The 80-year-old member of the Fab Four told BBC Radio 4 today that artificial intelligence has been used to “extricate” John Lennon’s voice from an old Beatles demo.

This voice data has since been used to complete the song in question, allowing the star to release what he has called the “final Beatles record” of all time.

McCartney said Get Back director Peter Jackson “was able to extricate John’s voice from a ropey little bit of cassette”.

“We had John’s voice and a piano and he could separate them with AI,” he explained. “They tell the machine. ‘That’s the voice. This is a guitar. Lose the guitar’. So when we came to make what will be the last Beatles’ record, it was a demo that John had [and] we were able to take John’s voice and get it pure through this AI. Then we can mix the record, as you would normally do.
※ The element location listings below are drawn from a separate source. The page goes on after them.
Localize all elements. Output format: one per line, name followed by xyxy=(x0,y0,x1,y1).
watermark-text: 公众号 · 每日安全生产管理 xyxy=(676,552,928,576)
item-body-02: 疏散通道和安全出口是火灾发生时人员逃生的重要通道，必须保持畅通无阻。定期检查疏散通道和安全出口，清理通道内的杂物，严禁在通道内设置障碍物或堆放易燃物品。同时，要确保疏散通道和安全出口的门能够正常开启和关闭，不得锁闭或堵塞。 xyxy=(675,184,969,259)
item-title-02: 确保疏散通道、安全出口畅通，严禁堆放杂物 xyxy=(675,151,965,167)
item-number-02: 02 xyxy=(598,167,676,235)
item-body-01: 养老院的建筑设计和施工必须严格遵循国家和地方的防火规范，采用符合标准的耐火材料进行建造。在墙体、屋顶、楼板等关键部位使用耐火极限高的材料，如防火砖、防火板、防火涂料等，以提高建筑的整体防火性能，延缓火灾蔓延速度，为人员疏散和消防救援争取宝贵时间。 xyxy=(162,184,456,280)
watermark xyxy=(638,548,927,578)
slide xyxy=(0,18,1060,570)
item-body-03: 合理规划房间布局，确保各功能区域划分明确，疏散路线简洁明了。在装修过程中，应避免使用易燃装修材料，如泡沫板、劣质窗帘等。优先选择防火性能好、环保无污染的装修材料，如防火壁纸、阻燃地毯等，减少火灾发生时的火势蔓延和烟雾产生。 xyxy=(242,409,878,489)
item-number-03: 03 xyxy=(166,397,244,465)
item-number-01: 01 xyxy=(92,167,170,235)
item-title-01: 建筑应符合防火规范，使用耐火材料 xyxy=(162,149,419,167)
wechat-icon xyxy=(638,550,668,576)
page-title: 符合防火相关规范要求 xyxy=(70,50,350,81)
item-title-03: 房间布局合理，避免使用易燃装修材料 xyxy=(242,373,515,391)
So it gives you some sort of leeway.”

READ MORE: The Beatles were ‘doomed’ after John Lennon’s pivotal life change

McCartney added: “We just finished it up and it’ll be released this year.”

The Hey Jude singer did not name the track, but BBC reports it may be a track the band worked on in 1995.

The new and final Beatles song could likely be Now And Then.

This song was already considered a “reunion” song for the band in 1995 while they were pulling together their career retrospective project The Beatles Anthology.

McCartney received the demo of Now And Then the year before Anthology was created when he was visited by Lennon’s widow, Yoko Ono.

Ono gave McCartney a cassette tape in 1994 labelled “For Paul”, which included a number of songs written and recorded by Lennon before his assassination in 1980.

The songs were reportedly recorded on a boombox as Lennon sat at a piano nearby in his New York apartment.

However, George Harrison didn’t think Now And Then met The Beatles’ standards, so was ultimately scrapped in the 1990s.

McCartney later explained Harrison called the track “rubbish”.

“It didn’t have a very good title,” he went on. “It needed a bit of reworking, but it had a beautiful verse and it had John singing it. [But] George didn’t like it. The Beatles being a democracy, we didn’t do it.”